To check if an object was created
on the current timestep, the expression $ST == $OBJCT
should
always be used.
This value is zero if the node does not process objects sequentially (such as the Group DOP).
OBJCF
The simulation frame (see variable SF) at which the current object was created. It is equivalent to using the dopsttoframe expression on the OBJCT variable.
This value is zero if the node does not process objects sequentially (such as the Group DOP).
OBJNAME
A string value containing the name of the object being processed.
Object names are not guaranteed to be unique within a simulation. However, if you name your objects carefully so that they are unique, the object name can be a much easier way to identify an object than the unique object identifier, OBJID.
The object name can
also be used to treat a number of similar objects (with the same
name) as a virtual group. If there are 20 objects named “myobject”,
specifying strcmp($OBJNAME, "myobject") == 0
in the activation field
of a DOP will cause that DOP to operate on only those 20 objects.
This value is the empty string if the node does not process objects sequentially (such as the Group DOP).
DOPNET
A string value containing the full path of the current DOP network.
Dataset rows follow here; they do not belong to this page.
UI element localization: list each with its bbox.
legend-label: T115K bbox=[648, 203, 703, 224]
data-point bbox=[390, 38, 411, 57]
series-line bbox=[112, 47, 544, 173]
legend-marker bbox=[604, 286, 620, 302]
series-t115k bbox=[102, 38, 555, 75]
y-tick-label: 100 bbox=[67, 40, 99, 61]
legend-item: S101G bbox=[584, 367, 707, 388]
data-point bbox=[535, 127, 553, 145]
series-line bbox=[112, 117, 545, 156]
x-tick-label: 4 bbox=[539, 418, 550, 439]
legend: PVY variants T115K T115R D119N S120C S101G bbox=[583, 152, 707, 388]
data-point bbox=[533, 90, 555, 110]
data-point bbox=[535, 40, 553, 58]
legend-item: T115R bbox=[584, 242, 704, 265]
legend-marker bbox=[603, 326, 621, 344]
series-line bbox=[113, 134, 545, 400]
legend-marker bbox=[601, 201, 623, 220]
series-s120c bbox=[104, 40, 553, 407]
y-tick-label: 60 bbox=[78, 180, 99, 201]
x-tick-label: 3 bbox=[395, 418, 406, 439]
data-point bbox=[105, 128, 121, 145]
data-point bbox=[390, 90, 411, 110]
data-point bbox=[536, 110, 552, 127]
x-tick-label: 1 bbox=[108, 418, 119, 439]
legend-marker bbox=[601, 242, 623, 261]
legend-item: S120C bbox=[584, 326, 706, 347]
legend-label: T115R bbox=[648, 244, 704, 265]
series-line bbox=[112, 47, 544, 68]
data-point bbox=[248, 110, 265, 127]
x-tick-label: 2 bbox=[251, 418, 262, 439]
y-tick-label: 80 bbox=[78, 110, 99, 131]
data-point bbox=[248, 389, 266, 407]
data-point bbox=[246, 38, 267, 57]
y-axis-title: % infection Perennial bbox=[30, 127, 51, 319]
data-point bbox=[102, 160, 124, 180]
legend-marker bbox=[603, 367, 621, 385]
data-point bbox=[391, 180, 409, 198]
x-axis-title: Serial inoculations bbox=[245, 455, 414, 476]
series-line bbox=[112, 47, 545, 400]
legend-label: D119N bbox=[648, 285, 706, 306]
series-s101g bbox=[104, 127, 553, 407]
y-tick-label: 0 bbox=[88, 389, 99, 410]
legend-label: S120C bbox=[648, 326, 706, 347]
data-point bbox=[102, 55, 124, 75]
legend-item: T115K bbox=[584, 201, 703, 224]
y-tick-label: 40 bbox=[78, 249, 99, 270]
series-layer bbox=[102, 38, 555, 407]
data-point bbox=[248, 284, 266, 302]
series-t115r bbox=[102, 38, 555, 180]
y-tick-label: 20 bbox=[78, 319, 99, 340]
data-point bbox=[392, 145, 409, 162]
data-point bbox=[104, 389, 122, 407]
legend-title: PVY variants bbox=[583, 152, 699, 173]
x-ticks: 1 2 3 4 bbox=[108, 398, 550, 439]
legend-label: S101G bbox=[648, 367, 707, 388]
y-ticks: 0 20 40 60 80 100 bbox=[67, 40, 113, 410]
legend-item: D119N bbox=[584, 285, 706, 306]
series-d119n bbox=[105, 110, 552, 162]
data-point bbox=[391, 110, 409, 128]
This value is most useful in DOP subnet digital assets where you want to know the path to the DOP network that contains the node.
Note
Most dynamics nodes have local variables with the same names as the node’s parameters. For example, in a Position DOP, you could write the expression:
$tx + 0.1
…to make the object move 0.1 units along the X axis at each timestep.
Examples ¶
SimpleVortex Example for Vortex Force dynamics node
This example uses a few balls to visualize the force generated by a Vortex Force DOP.